# FreeBSD boot up failure



## hrsahu (Jan 15, 2013)

Hi All,
I am facing a boot up issue for FreeBSD.
Background  -
> There was no other operating system
> I used 100GB of space for FreeBSD 8.2 installation  from 160 GB Hard disc space.
> It was booting properly and FreeBSD was working properly.
> But after installing Windows XP in the remaining 60 GB of the space, FreeBSD stopped working.
> I did not able to use a FreeBSD and XP and two different boot up.
> But I didn't touch FreeBSD partition while installing Windows XP.

Now I am not able to boot from FreeBSD. 
Could you please guide me how to repair this boot issue?

I tried to fix boot issue using FreeBSD 8.2 Live CD, but I could not do it properly.

Please help me on this.

Thanks a lot in advance


----------



## SirDice (Jan 15, 2013)

Why did you install 8.2? It's end-of-life and should not be used.

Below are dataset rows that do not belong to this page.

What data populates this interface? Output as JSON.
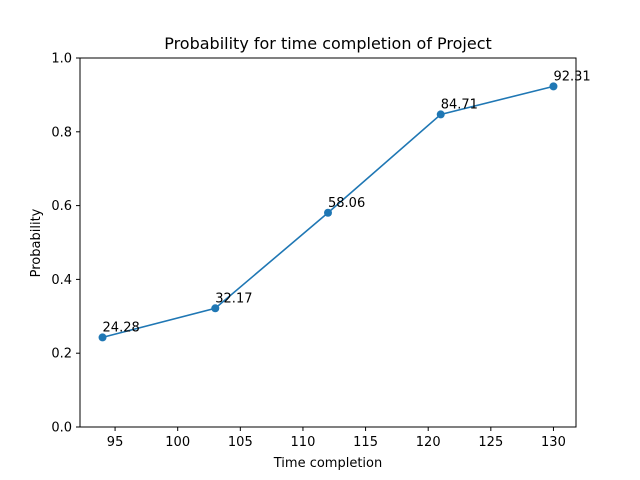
{
  "chart_data": {
    "type": "line",
    "title": "Probability for time completion of Project",
    "xlabel": "Time completion",
    "ylabel": "Probability",
    "x": [
      94,
      103,
      112,
      121,
      130
    ],
    "series": [
      {
        "values": [
          0.2428,
          0.3217,
          0.5806,
          0.8471,
          0.9231
        ],
        "labels": [
          "24.28",
          "32.17",
          "58.06",
          "84.71",
          "92.31"
        ],
        "color": "#1f77b4",
        "marker": "circle"
      }
    ],
    "xlim": [
      92.2,
      131.8
    ],
    "ylim": [
      0.0,
      1.0
    ],
    "xticks": [
      95,
      100,
      105,
      110,
      115,
      120,
      125,
      130
    ],
    "xtick_labels": [
      "95",
      "100",
      "105",
      "110",
      "115",
      "120",
      "125",
      "130"
    ],
    "yticks": [
      0.0,
      0.2,
      0.4,
      0.6,
      0.8,
      1.0
    ],
    "ytick_labels": [
      "0.0",
      "0.2",
      "0.4",
      "0.6",
      "0.8",
      "1.0"
    ],
    "grid": false,
    "legend": false
  }
}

I think the easiest to fix would be to install EasyBCD. That will use the Windows bootselector.


----------



## hrsahu (Jan 15, 2013)

Hi ,
Thanks a lot for this reply.
I found this EasyBCD is a paid one.
Could you please suggest me any other way to get the 8.2 FreeBSD?

Regards


----------



## SirDice (Jan 15, 2013)

They should also have a free version. I've used it before to dual boot Windows 7 and FreeBSD.

Another option is to boot the FreeBSD install again and choose the Live or Fixit option. I'm assuming you used the 'traditional' MBR partitioning. 

`# boot0cfg -B ad0`
(That assumes your disk is ad0)

See boot0cfg(8) for more info.


----------



## hrsahu (Jan 15, 2013)

Thanks a lot for your help.
It worked for me.


----------



## wblock@ (Jan 15, 2013)

EasyBCD is free "for personal, non-commercial use".  Go to http://neosmart.net/EasyBCD/.  At the bottom of the page is a Non-Commercial box with a Register button.  Click that.


----------